Current 2-3 sentence description of your project (as you currently see it)

My thesis continues to revolve around curiosity. I’m not looking at how to revive curiosity, but to look at how we can feed it, to let it grow wild. The core of the project is a curious entity (an interactive system or installation) that survives on its own, but truly flourishes through interaction with others. It’s alive in the way that a garden is, needing care, attention, and maybe might lead to a little unpredictability.

One of the ideas I’m exploring is this notion of cause and effect, that every input has an output. and sometimes it’s not a 1:1 relationship. Sometimes, multiple inputs combine to trigger something else entirely. This isn’t just about pressing a button and getting a sound. It’s about combinations, about layered actions, about mysterious reactions. That mystery is vital. It encourages deeper curiosity and experimentation. If something doesn’t react right away, participants may wonder…Did I do it wrong? Or is it waiting for something else? Someone else?

The other perspective that adds to this thesis is the relationship between human curiosity and machine curiosity. What happens when both humans and the machines are curious entities? If the machine is programmed to seek novelty, to respond more strongly to unexpected behaviors, then it’s not just being used it’s being intrigued. And as participants play, experiment, and get bolder, the system evolves in response.

This interaction space becomes a playful ecosystem where the line between input and output blurs. It’s not just “you interact with the thing.” It’s: “you and the thing are learning how to be curious together.”

The interfaces are intentionally strange. Not sleek. Not rational. Weird. Silly. Maybe even a little annoying. Because when things don’t immediately “make sense,” we’re forced to slow down, to touch, to listen, to wonder. That’s where the fun begins. It’s an invitation to not know, to experiment anyway, and to be rewarded not with clarity but with surprise.

1-2 conceptual themes you want to investigate more over this term

1. Curiosity and Co-Creation between Human and Machine

How can a system be designed not just to respond to human interaction, but to participate in a cycle of curiosity and growth?

This theme looks at the dynamic between a curious human and a curious machine. How each influences the other’s development in an evolving feedback loop. It questions what it means for a system to be curious, and how co-creation can emerge from a relationship where both agents explore, learn, and adapt over time.

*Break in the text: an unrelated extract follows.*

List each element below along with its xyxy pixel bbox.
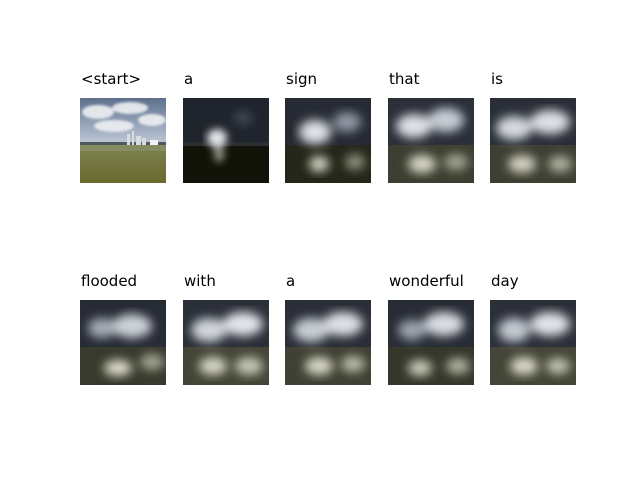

2. Weird Interfaces as Invitations to Playful Exploration

What happens when we design intentionally strange, ambiguous, or non-instructive interfaces?

With this the focus is on how unusual modes of interaction can create deeper, more playful curiosity. Rather than telling participants what to do, weird interfaces encourage touch, experimentation and exploration. Where surprise or unpredictability then becomes a central mechanism to provoke engagement and emotional investment.